Creating a hit requires understanding the audience in a given feed:
- Who are your connections on LinkedIn versus Facebook?
- What types of content resonate most in that feed?
- Who are the influencers you can poke and engage offline to get them to share your content?
You are more likely to create content that spreads if you write for that feed.
Post Directly into the Feed
Your blog may be holding your content back.
If you want your content to travel post it directly into the feed. LinkedIn and Facebook both provide tools to share long form content: LinkedIn Pulse and Facebook Notes. Content posted directly into the feed goes further than a link to your blog.
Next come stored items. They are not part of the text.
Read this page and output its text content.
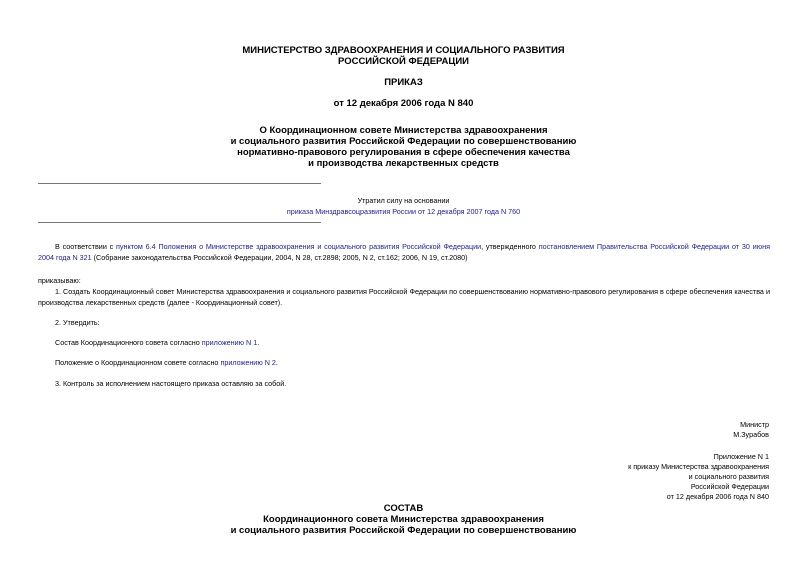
МИНИСТЕРСТВО ЗДРАВООХРАНЕНИЯ И СОЦИАЛЬНОГО РАЗВИТИЯ
РОССИЙСКОЙ ФЕДЕРАЦИИ
ПРИКАЗ
от 12 декабря 2006 года N 840
О Координационном совете Министерства здравоохранения
и социального развития Российской Федерации по совершенствованию
нормативно-правового регулирования в сфере обеспечения качества
и производства лекарственных средств
Утратил силу на основании
приказа Минздравсоцразвития России от 12 декабря 2007 года N 760
В соответствии с пунктом 6.4 Положения о Министерстве здравоохранения и социального развития Российской Федерации, утвержденного постановлением Правительства Российской Федерации от 30 июня 2004 года N 321 (Собрание законодательства Российской Федерации, 2004, N 28, ст.2898; 2005, N 2, ст.162; 2006, N 19, ст.2080)
приказываю:
1. Создать Координационный совет Министерства здравоохранения и социального развития Российской Федерации по совершенствованию нормативно-правового регулирования в сфере обеспечения качества и производства лекарственных средств (далее - Координационный совет).
2. Утвердить:
Состав Координационного совета согласно приложению N 1.
Положение о Координационном совете согласно приложению N 2.
3. Контроль за исполнением настоящего приказа оставляю за собой.
Министр
М.Зурабов
Приложение N 1
к приказу Министерства здравоохранения
и социального развития
Российской Федерации
от 12 декабря 2006 года N 840
СОСТАВ
Координационного совета Министерства здравоохранения
и социального развития Российской Федерации по совершенствованию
I have been experimenting with LinkedIn Pulse articles for over a year, and I am always surprised by how far they go. My post, “Stop Hiding Behind Email. Pick Up The Phone“, generated 361 Likes and 67 comments. This is far more interaction than I would generate on an average blog post.
I am not advocating that you stop blogging or posting content on your website, but I don’t think you should ignore LinkedIn Pulse or Facebook Notes. These platforms connect your content directly to the feed.
Content Is Everywhere
The irony of the new social media landscape is your audience is both fracturing and coalescing at the same time.
Content is everywhere. Actually, we’re drowning in it. Every corner of the internet is chock-full with a continuous supply of new ideas, pictures, videos, and stories. As a result, people are selective about what they consume in each of their feeds. And users move on if a post is not immediately captivating.
Even though content is everywhere you know where your audience will be: one of their feeds.
The key to getting your content to spread is to create content for the feed. Choose the platform you want to engage, and build a strategy to make your content resonate within it. This doesn’t mean every post will take off. What you’re trying to do is improve the odds so that your content will spread.